Just as Stuart Broad, in the run-up to the Test, requested enough carry to ensure that edges should carry to the close fielders, so Anderson bemoaned the lack of such carry as two edges dropped short of the slip cordon and another mishit fell short of silly-point.
"It was frustrating," Anderson said. "It's not great, but there is not a lot we can do about it unless some strict directives come in.
"I thought we did brilliantly today. Our attitude was fantastic. We could have moaned about the pitch quite easily and sulked about, but I thought all the bowlers stuck at their task brilliantly and we're pretty happy with our day's work.
"As bowlers we don't expect seam movement. We expect flat pitches at Test level. We just expect our nicks to carry and a more even contest between bat and ball."
Asked if the pitch was good and whether England had utilised home advantage, Anderson replied "probably not on both counts. We're amazing hosts.

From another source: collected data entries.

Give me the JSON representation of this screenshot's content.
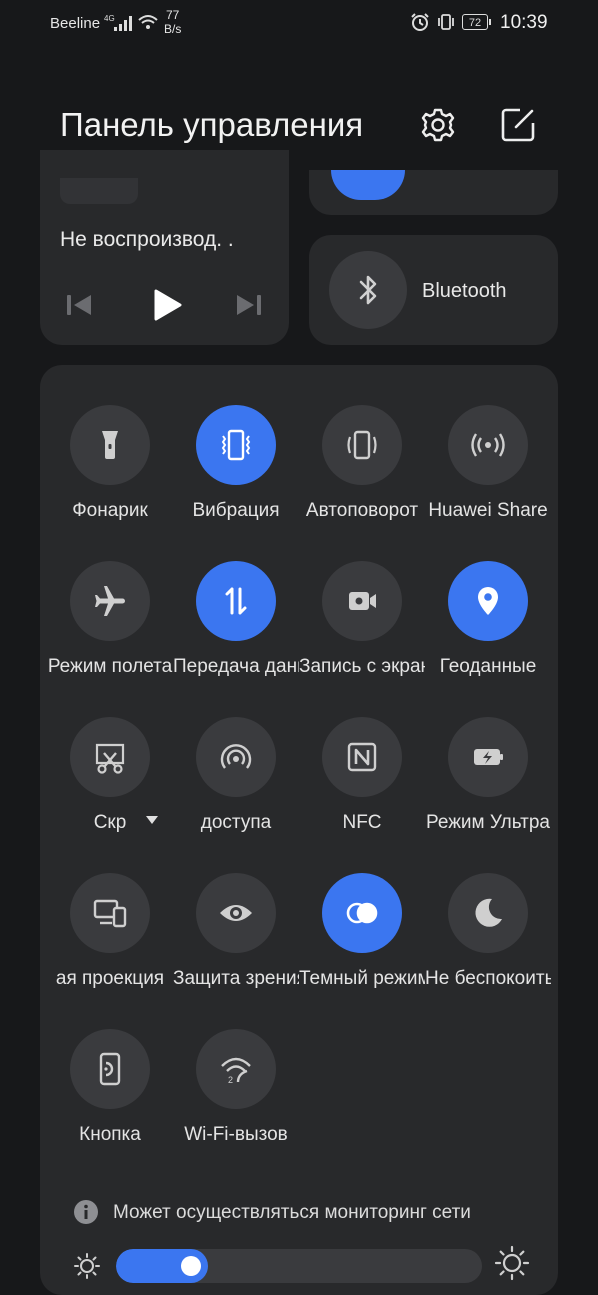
{
  "status_bar": {
    "carrier": "Beeline",
    "net_speed_value": "77",
    "net_speed_unit": "B/s",
    "battery": "72",
    "time": "10:39"
  },
  "header": {
    "title": "Панель управления",
    "settings_icon": "gear-icon",
    "edit_icon": "edit-icon"
  },
  "media": {
    "status": "Не воспроизвод. ."
  },
  "bluetooth": {
    "label": "Bluetooth"
  },
  "tiles": [
    {
      "label": "Фонарик",
      "icon": "flashlight-icon",
      "active": false
    },
    {
      "label": "Вибрация",
      "icon": "vibration-icon",
      "active": true
    },
    {
      "label": "Автоповорот",
      "icon": "auto-rotate-icon",
      "active": false
    },
    {
      "label": "Huawei Share",
      "icon": "share-icon",
      "active": false
    },
    {
      "label": "Режим полета",
      "icon": "airplane-icon",
      "active": false
    },
    {
      "label": "Передача данных",
      "icon": "data-transfer-icon",
      "active": true
    },
    {
      "label": "Запись с экрана",
      "icon": "camera-icon",
      "active": false
    },
    {
      "label": "Геоданные",
      "icon": "location-icon",
      "active": true
    },
    {
      "label": "Скр",
      "icon": "screenshot-icon",
      "active": false
    },
    {
      "label": "доступа",
      "icon": "hotspot-icon",
      "active": false
    },
    {
      "label": "NFC",
      "icon": "nfc-icon",
      "active": false
    },
    {
      "label": "Режим Ультра",
      "icon": "ultra-battery-icon",
      "active": false
    },
    {
      "label": "ая проекция",
      "icon": "projection-icon",
      "active": false
    },
    {
      "label": "Защита зрения",
      "icon": "eye-icon",
      "active": false
    },
    {
      "label": "Темный режим",
      "icon": "dark-mode-icon",
      "active": true
    },
    {
      "label": "Не беспокоить",
      "icon": "moon-icon",
      "active": false
    },
    {
      "label": "Кнопка",
      "icon": "phone-button-icon",
      "active": false
    },
    {
      "label": "Wi-Fi-вызов",
      "icon": "wifi-call-icon",
      "active": false
    }
  ],
  "info": {
    "text": "Может осуществляться мониторинг сети"
  },
  "brightness": {
    "level": 0.25
  },
  "colors": {
    "accent": "#3b76f0",
    "tile_off": "#3a3b3e",
    "card": "#28292b",
    "background": "#17181a"
  }
}
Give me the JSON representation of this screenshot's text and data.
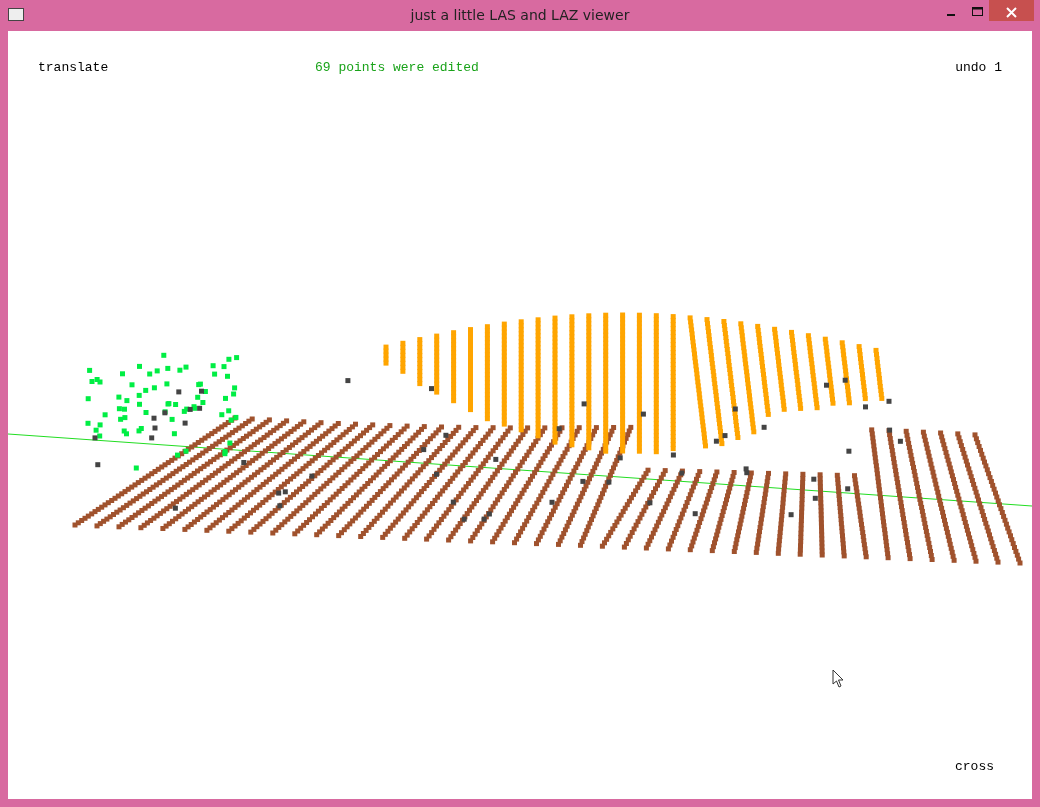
{
  "window": {
    "title": "just a little LAS and LAZ viewer"
  },
  "viewer": {
    "mode": "translate",
    "message": "69 points were edited",
    "undo": "undo 1",
    "cursor_mode": "cross"
  }
}
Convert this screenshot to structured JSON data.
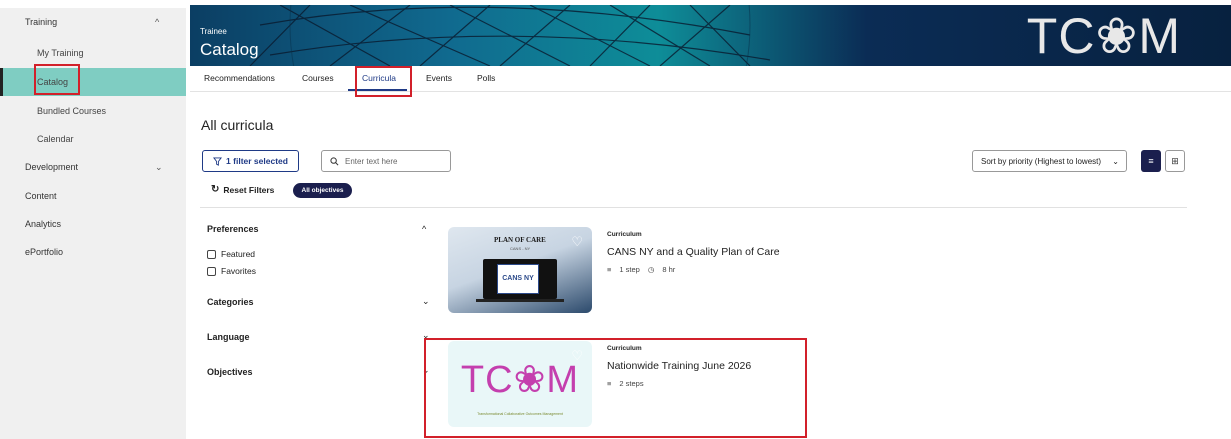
{
  "sidebar": {
    "training": "Training",
    "my_training": "My Training",
    "catalog": "Catalog",
    "bundled_courses": "Bundled Courses",
    "calendar": "Calendar",
    "development": "Development",
    "content": "Content",
    "analytics": "Analytics",
    "eportfolio": "ePortfolio"
  },
  "banner": {
    "subtitle": "Trainee",
    "title": "Catalog",
    "logo": "TC❀M"
  },
  "tabs": [
    "Recommendations",
    "Courses",
    "Curricula",
    "Events",
    "Polls"
  ],
  "page_title": "All curricula",
  "toolbar": {
    "filter_label": "1 filter selected",
    "search_placeholder": "Enter text here",
    "sort_label": "Sort by priority (Highest to lowest)",
    "reset_label": "Reset Filters",
    "pill_label": "All objectives"
  },
  "facets": {
    "preferences": "Preferences",
    "featured": "Featured",
    "favorites": "Favorites",
    "categories": "Categories",
    "language": "Language",
    "objectives": "Objectives"
  },
  "cards": [
    {
      "type_label": "Curriculum",
      "title": "CANS NY and a Quality Plan of Care",
      "steps": "1 step",
      "duration": "8 hr",
      "thumb_text": "PLAN OF CARE",
      "thumb_sub": "CANS - NY",
      "thumb_logo": "CANS NY"
    },
    {
      "type_label": "Curriculum",
      "title": "Nationwide Training June 2026",
      "steps": "2 steps",
      "thumb_logo": "TC❀M",
      "thumb_sub": "Transformational Collaborative Outcomes Management"
    }
  ],
  "colors": {
    "accent": "#1f3a86",
    "sidebar_active": "#7fcdc2",
    "highlight": "#d2202a",
    "pill": "#1b1f4e"
  }
}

"It was frustrating. But the pitch is what it is and there is not a lot we can do about it at this stage. We've got to rest well and stick at it tomorrow. Even two days out we could see the pitch wasn't going to be one with huge amounts of pace in it. But it is something you've got to try and put out of your mind. Our job is to take wickets and all day long we tried to do that. We tried different things: different fields; different balls. We tried everything."
England enjoyed some success with their experimentation. Cheteshwar Pujara was caught at a short mid-on after Anderson bowled a full cutter with an unusually straight field, while Liam Plunkett bowled with six men on the leg side for a while. England bowled nine maidens in 14 overs immediately after lunch, with Stuart Broad miserly and Anderson gaining just enough reverse swing to trouble the batsmen.
"On a pitch like that you have try and be creative and unsettle the batsmen as much as you can," Anderson said. "All the bowlers came up with ideas and Alastair Cook was brilliant with his plans. We worked really well together at unsettling them. The way we came out after lunch was brilliant. We got two quick wickets and could have had a third with a nick that dropped short of second slip."
But despite England enjoying arguably their best day in the field this summer, India have the upper hand in this game.